Костя мог еще поломаться, но, глядя на Карасева, которого он часто видел издали (близко подходить боялся), понял, что куражиться не стоит. С ним этот номер не пройдет. Поверил ему и уже спокойно, впервые за много дней, уверенно зашагал в сторону берлоги.

…Карасев шел за Костей и думал: «Бывает же так, что в голове у тебя торчит какая-то заноза: сегодня, завтра, вчера, позавчера и месяц тому назад. Эта мысль мучает тебя, преследует, но додумать до конца, принять какое-то решение то времени не хватает, то что-то мешает, то сама мысль пропадает куда-то. Но сколько случаев, когда бывает наоборот. Только о чем подумаешь, чего пожелаешь, а оно как по заказу: тут как тут. Пример? Пожалуйста, сегодня, возвращаясь из леса, подумал, что надо найти Костю и узнать, где прячется Белов. И Костя появляется».

На днях он получил письмо из колонии от начальника отряда, воспитателя Славика. Тот подробно описал ему не только историю побега своего подопечного, но все его почти годичное пребывание в колонии.
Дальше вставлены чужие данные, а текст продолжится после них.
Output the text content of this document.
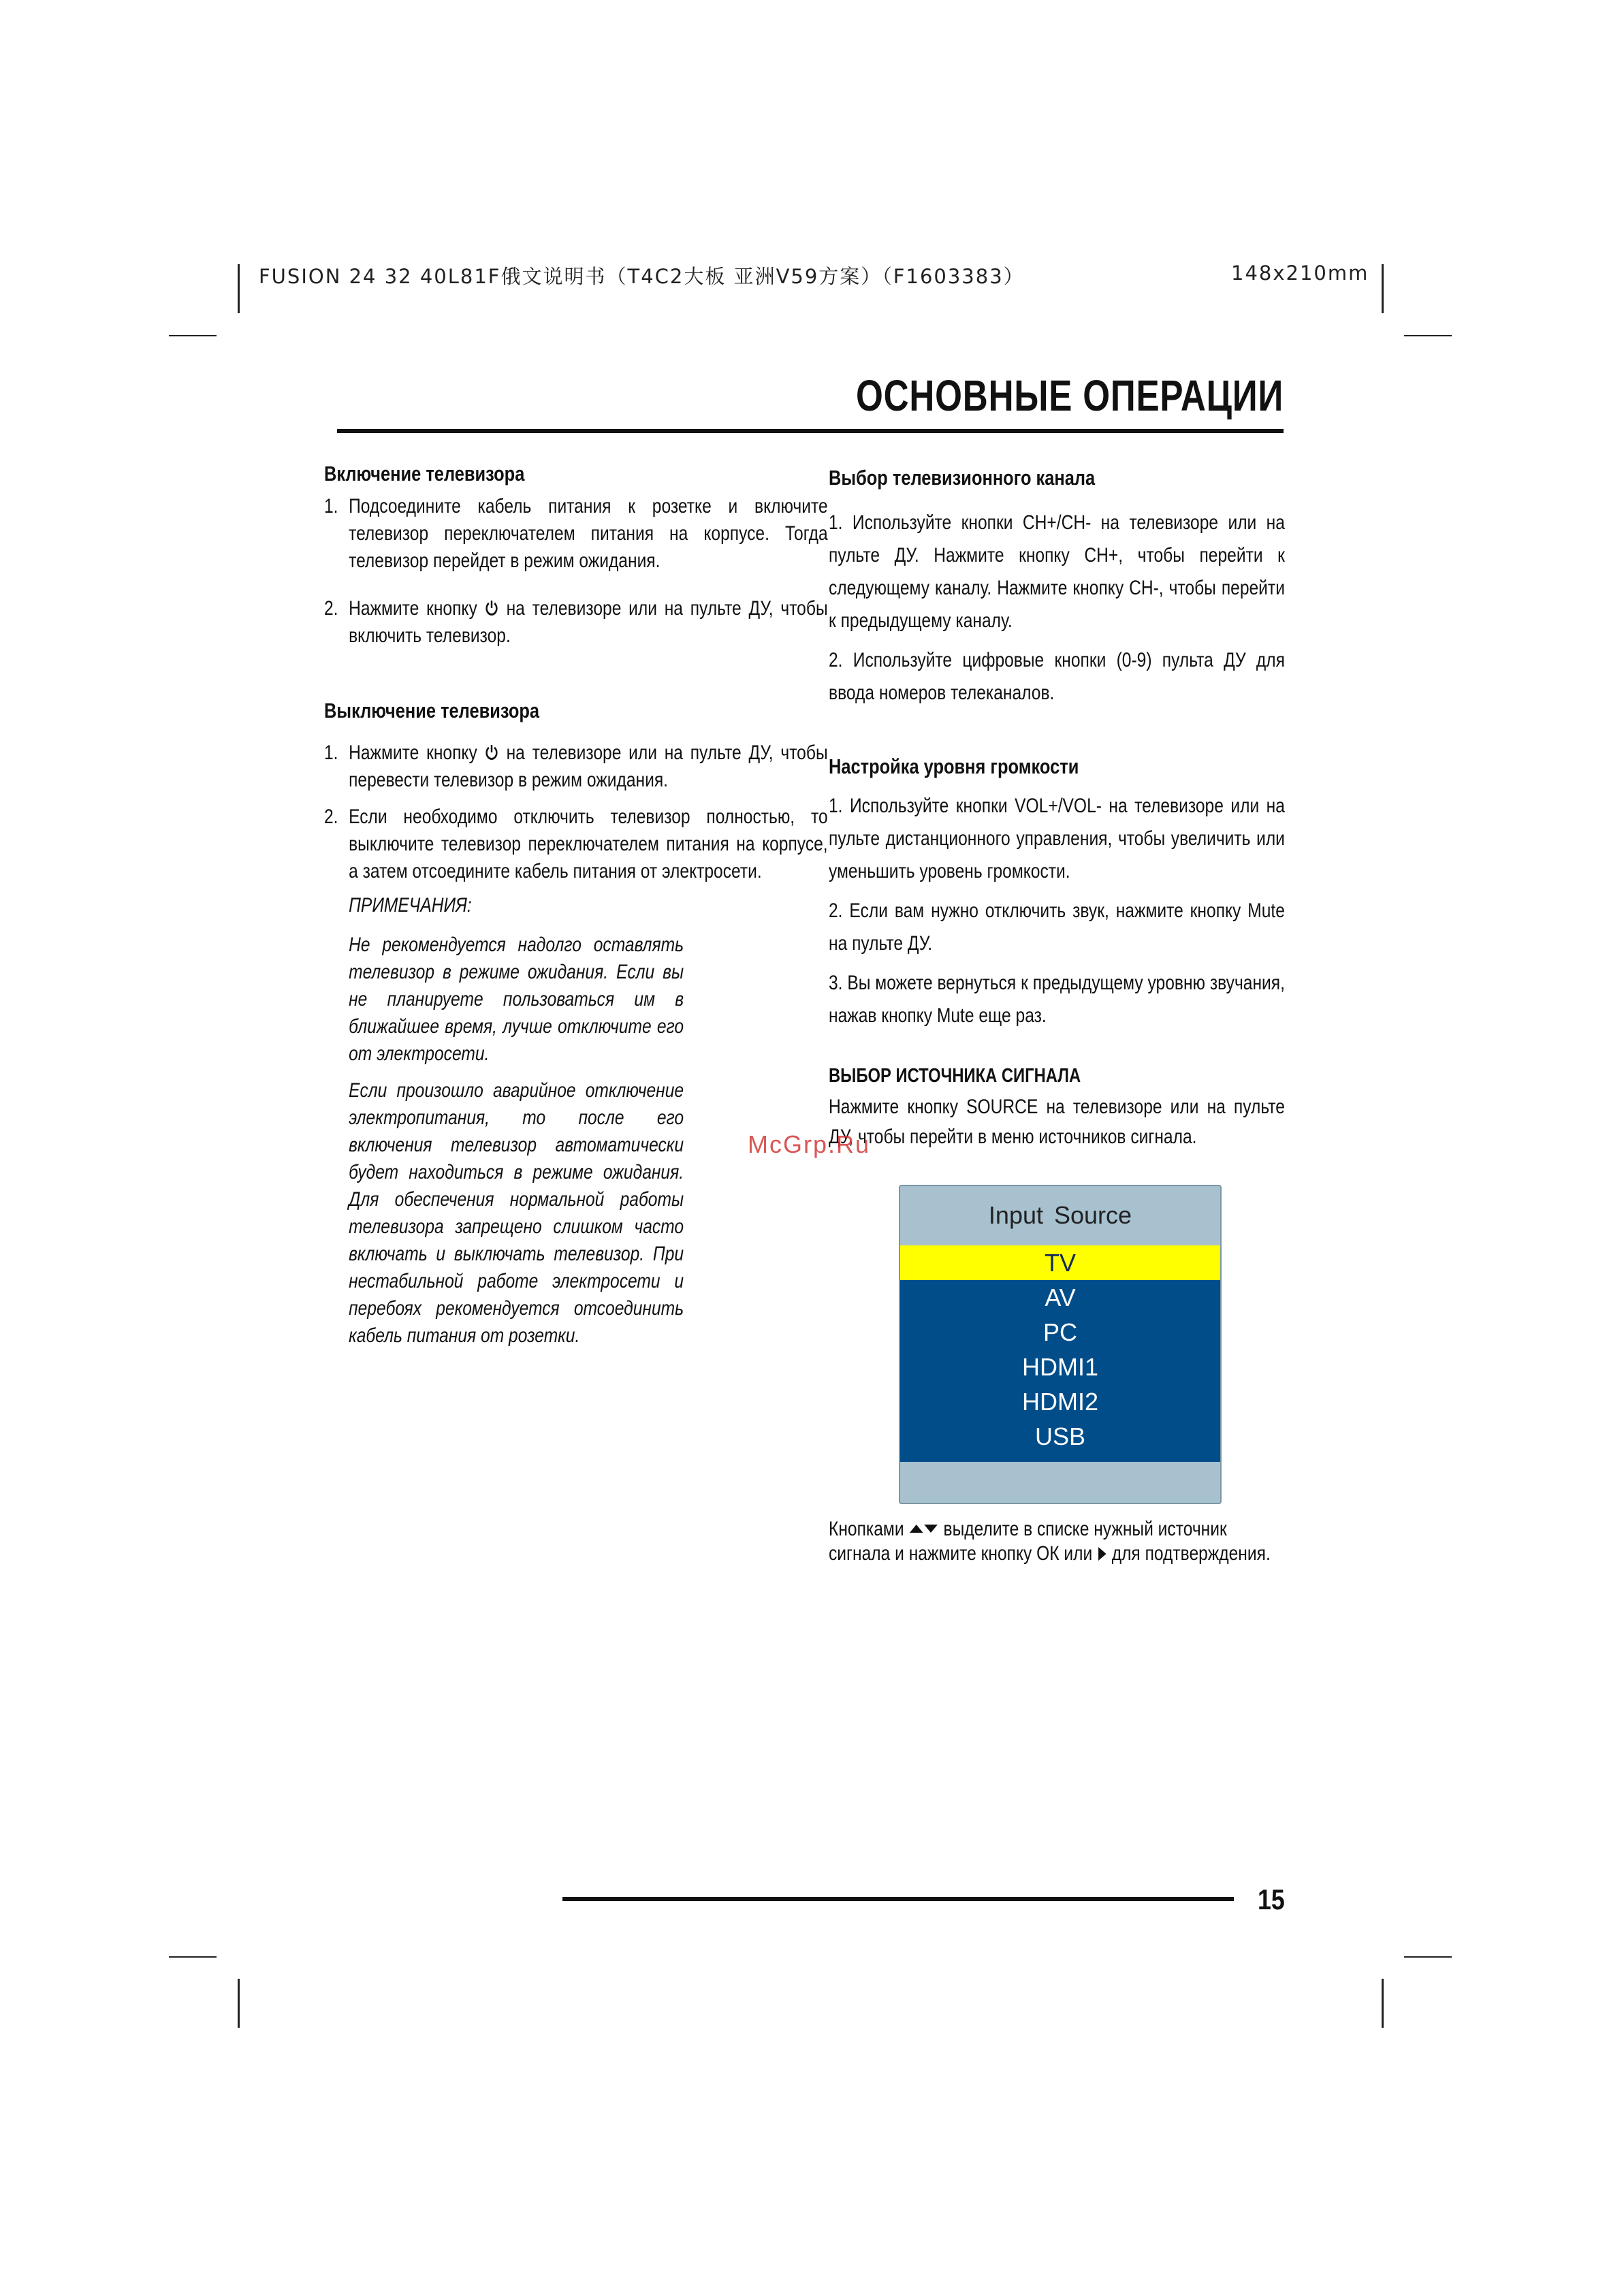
FUSION 24 32 40L81F俄文说明书（T4C2大板 亚洲V59方案）（F1603383）	148x210mm
ОСНОВНЫЕ ОПЕРАЦИИ
Включение телевизора
1. Подсоедините кабель питания к розетке и включите телевизор переключателем питания на корпусе. Тогда телевизор перейдет в режим ожидания.
2. Нажмите кнопку на телевизоре или на пульте ДУ, чтобы включить телевизор.
Выключение телевизора
1. Нажмите кнопку на телевизоре или на пульте ДУ, чтобы перевести телевизор в режим ожидания.
2. Если необходимо отключить телевизор полностью, то выключите телевизор переключателем питания на корпусе, а затем отсоедините кабель питания от электросети.
ПРИМЕЧАНИЯ:
Не рекомендуется надолго оставлять телевизор в режиме ожидания. Если вы не планируете пользоваться им в ближайшее время, лучше отключите его от электросети.
Если произошло аварийное отключение электропитания, то после его включения телевизор автоматически будет находиться в режиме ожидания. Для обеспечения нормальной работы телевизора запрещено слишком часто включать и выключать телевизор. При нестабильной работе электросети и перебоях рекомендуется отсоединить кабель питания от розетки.
Выбор телевизионного канала
1. Используйте кнопки CH+/CH- на телевизоре или на пульте ДУ. Нажмите кнопку CH+, чтобы перейти к следующему каналу. Нажмите кнопку CH-, чтобы перейти к предыдущему каналу.
2. Используйте цифровые кнопки (0-9) пульта ДУ для ввода номеров телеканалов.
Настройка уровня громкости
1. Используйте кнопки VOL+/VOL- на телевизоре или на пульте дистанционного управления, чтобы увеличить или уменьшить уровень громкости.
2. Если вам нужно отключить звук, нажмите кнопку Mute на пульте ДУ.
3. Вы можете вернуться к предыдущему уровню звучания, нажав кнопку Mute еще раз.
ВЫБОР ИСТОЧНИКА СИГНАЛА
Нажмите кнопку SOURCE на телевизоре или на пульте ДУ, чтобы перейти в меню источников сигнала.
McGrp.Ru
Input Source
TV
AV
PC
HDMI1
HDMI2
USB
Кнопками выделите в списке нужный источник сигнала и нажмите кнопку ОК или для подтверждения.
15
…Только в самом начале Славик пытался противиться режиму. Бормотал какие-то блатные слова, твердил о воровских «законах», о которых наслышался от Жоры, но скоро убедился, что большинство ребят попали сюда по недомыслию или обмануты, как и он сам, жалеют о прошлом, ждут не дождутся, как быстрее вернуться домой и начать жить по-новому. Слава перестал отлынивать от работы, исправно посещал занятия в девятом классе и числился в активе у начальника отряда. Мечтал по возвращении домой поступить в Арктическое училище. Но недели за две до освобождения его заманили в компанию, где шла игра в карты, и он проигрался. А потом потребовали то, чего он не мог сделать: велели забраться в кабинет своего воспитателя и выкрасть у него бумажник. Но воровать у Евгения Федоровича, или, как все его звали там, дяди Жени, — это для Славика было сверх допустимого. Для вида он согласился, а под утро бежал.